Borken (pd/hie). Mit der Steuererklärung für das Jahr 2017 müssen grundsätzlich keine Belege mehr eingereicht werden. Die Belege sind aufzubewahren und nur noch auf konkrete Nachfrage des Finanzamts vorzulegen. „Erstmalig müssen Sie mit der Einkommensteuererklärung nur noch dann Belege an das Finanzamt senden, wenn diese in den Formularen ausdrücklich verlangt werden. Dies ist zum Beispiel der Fall, wenn Sie erstmals einen Behinderten-Pauschbetrag beantragen“, erläutert Martin Schlüter, Leiter des Finanzamts Borken, die Neuerung. Um Kosten bei der Steuererklärung absetzen zu können, mussten bisher Belege und Quittungen beim Finanzamt eingereicht werden. Mit dem im Sommer 2016 verabschiedeten Gesetz zur Modernisierung des Besteuerungsverfahrens wurde aus der Belegvorlagepflicht eine Belegvorhaltepflicht. „Bei Bedarf fordert das Finanzamt die Belege an, die es sehen will. Dazu sind die Belege mindestens bis zum Abschluss des Besteuerungsverfahrens aufzubewahren“, so Schlüter weiter.
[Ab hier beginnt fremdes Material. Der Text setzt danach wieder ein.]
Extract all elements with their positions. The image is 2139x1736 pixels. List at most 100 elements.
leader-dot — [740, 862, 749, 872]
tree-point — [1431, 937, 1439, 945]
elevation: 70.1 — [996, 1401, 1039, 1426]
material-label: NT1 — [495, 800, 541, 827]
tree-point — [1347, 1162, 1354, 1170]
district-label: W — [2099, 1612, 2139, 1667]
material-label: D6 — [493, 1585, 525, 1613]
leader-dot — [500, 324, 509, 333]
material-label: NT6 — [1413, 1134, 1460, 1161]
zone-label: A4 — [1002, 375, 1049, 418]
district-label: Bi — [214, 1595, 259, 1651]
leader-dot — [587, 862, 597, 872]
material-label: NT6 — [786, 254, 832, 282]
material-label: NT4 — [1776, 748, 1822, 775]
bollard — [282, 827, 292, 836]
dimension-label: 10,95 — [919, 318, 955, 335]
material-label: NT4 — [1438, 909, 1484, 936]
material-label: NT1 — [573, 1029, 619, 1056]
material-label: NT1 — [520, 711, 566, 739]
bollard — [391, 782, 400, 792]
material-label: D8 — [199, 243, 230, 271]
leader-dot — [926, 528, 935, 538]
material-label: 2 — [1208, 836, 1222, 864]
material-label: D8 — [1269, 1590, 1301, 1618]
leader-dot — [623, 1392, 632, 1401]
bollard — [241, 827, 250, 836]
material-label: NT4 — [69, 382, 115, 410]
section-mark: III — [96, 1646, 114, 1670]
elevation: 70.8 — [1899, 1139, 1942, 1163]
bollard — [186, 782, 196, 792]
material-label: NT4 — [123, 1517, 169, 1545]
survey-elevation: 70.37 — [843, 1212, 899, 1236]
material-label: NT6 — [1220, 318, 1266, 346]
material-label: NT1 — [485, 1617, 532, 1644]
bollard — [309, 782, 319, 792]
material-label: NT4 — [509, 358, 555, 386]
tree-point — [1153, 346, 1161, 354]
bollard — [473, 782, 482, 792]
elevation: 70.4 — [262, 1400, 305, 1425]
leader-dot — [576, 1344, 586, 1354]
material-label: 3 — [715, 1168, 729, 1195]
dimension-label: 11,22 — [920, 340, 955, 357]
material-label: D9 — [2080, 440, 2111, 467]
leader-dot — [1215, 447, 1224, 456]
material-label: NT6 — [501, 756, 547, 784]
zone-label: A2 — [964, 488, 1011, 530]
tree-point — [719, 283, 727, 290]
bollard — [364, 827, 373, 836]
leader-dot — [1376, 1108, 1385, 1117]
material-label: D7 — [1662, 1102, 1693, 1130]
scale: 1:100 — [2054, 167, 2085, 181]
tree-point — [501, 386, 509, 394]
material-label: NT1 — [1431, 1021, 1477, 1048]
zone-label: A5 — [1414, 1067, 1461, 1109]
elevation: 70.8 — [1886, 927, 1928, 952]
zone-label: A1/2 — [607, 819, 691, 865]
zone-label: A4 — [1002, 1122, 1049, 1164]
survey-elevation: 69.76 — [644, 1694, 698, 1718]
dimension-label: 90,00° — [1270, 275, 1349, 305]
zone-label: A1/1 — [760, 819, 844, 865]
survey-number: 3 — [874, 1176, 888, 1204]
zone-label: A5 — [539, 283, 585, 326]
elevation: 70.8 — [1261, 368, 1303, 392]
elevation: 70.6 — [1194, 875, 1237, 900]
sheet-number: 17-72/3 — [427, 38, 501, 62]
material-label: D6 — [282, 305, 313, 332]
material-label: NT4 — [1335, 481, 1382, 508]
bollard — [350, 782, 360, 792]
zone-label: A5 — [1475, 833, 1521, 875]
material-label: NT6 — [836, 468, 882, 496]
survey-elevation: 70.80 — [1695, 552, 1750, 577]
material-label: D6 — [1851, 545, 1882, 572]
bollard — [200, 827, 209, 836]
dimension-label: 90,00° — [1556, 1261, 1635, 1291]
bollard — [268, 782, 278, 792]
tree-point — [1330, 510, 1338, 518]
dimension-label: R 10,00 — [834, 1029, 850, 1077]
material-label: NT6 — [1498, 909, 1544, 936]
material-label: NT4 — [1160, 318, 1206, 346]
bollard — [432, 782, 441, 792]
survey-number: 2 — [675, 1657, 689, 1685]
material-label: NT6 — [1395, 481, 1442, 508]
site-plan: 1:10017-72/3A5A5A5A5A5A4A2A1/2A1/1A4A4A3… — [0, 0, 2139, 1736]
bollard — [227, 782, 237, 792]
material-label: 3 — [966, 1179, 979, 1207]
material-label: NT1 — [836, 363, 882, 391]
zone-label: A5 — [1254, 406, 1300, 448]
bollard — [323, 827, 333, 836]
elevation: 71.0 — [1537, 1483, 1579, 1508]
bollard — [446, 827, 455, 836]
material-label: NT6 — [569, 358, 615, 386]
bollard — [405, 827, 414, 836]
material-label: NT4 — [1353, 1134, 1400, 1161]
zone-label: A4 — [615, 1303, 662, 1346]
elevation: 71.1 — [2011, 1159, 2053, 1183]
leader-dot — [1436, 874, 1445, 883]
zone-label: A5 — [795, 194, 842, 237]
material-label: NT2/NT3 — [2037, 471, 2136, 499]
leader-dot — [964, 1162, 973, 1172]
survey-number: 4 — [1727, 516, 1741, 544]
Er empfiehlt, die Steuererklärung elektronisch abzugeben. „Ohne Belege ist es jetzt noch attraktiver, die Steuererklärung über die kostenlose Steuersoftware der Finanzverwaltung elektronisch abzugeben.“ Nach einer Registrierung unter „ELSTER - Ihr Online-Finanzamt“ (nähere Infos unter www.elster.de) kann die Steuererklärung auf elektronischem Weg – vollkommen papierlos und ohne Unterschrift – direkt an das Finanzamt übermittelt werden.